Greer’s brow shot up. “How do you know?”

The suggestion that Greer didn’t entirely believe him had Penny’s back up in an instant. “Because they said the names Dalhurst and Hammond and talked about an unusual cargo that needed to be moved,” he grumbled, glaring at Greer.

Greer opened his mouth, like he would argue anyone could have the names Dalhurst or Hammond. He had enough sense to snap his mouth closed again and to let out a breath, shoulders sinking. “What did they say?” he asked.

“That time is wasting,” Penny said. “That someone named Underhill is waiting for Lord Fabian. That he needs to be moved soon.”

Greer’s expression turned serious at once.

Behind him, someone coughed on the other side of the wall, reminding the two of them they were surrounded by potential ears.

Greer glanced over his shoulder, then nodded for Penny to lie in the bed with him. Penny followed the suggestion, squirreling under the thin quilt and eventually plastering his body against Greer’s larger one.

They ended up in the perfect proximity for whispered conversations and plotting. It was the perfect position for other things, too, but none of that was going to happen when they were surrounded by strangers who were as likely to call the constable on them as not.

“We need to get the man out of there as quickly as possible,” Penny whispered, his face so close to Greer’s that he was certain Greer could feel his breath across his lips.

“That was always the case,” Greer said.

“Yes, but this means we will have no time at all to dilly-dally.”

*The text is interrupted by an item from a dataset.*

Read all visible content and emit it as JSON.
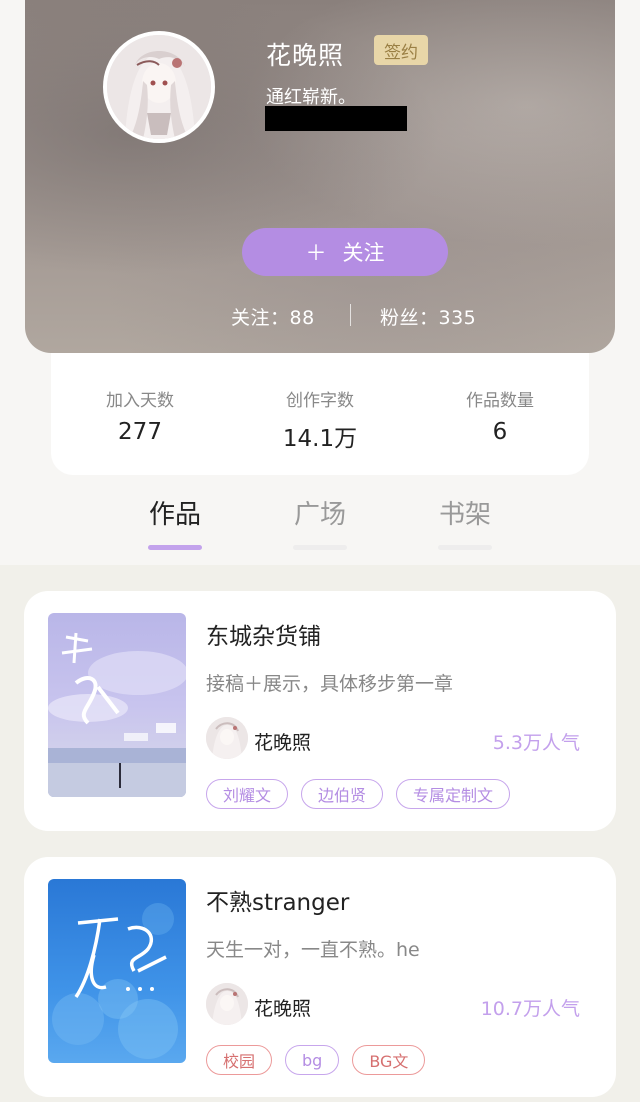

Greer grinned. Penny could just see the flash in his eyes in the darkness. “Were you planning to dilly-dally?” he asked.

Penny couldn’t help himself. He reached a hand between the two of them and brushed it against Greer’s cock. It was soft, but didn’t stay that way. “I always have plans to dilly-dally,” he said in a low, honeyed voice.

Greer grunted, shifting in a way that was perhaps designed to move his body away from Penny’s touch, but actually pressed them closer together. “Not here,” he said.

“Obviously,” Penny murmured in return.

He and Greer stared at each other in the dark for a moment.

The air felt suddenly thick. The heat between them pulsed hotter even than it had when they were both naked and frantic in Greer’s bed.

It seemed impossible, but it was true. It was as if a seed had taken hold in the ground and started to grow.

They were no longer two men who wanted pleasure from each other.

Penny wanted more. He wanted Greer’s respect and confidence. He wanted all of him.

“We must do this thing tomorrow,” he whispered. “There’s no time to waste.”

“We cannot rush in without proper planning,” Greer told him, though Penny was certain he felt the urgency, too.

“And what if we have no time to plan?” Penny asked, shifting his hand to rest over Greer’s beating heart. “What if we can only rush in like fools and pray for the best?”

Greer was silent. He stared at Penny, at Penny’s lips, for so long Penny thought perhaps he hadn’t heard the question. They hadn’t even started, really, and they were already being distracted.

But then Greer said, “We must do what we can. Lord Fabian is depending on us.”

Something warm and captivating unfolded in Penny’s heart. They were about to rush headlong into danger that could potentially get them both killed, but Greer was willing to take the risk to rescue a man he didn’t know. It was not something just any man would do.

“We must do what we can,” Penny repeated. And he would do whatever he could to protect the man he was tumbling into love with from being hurt, too.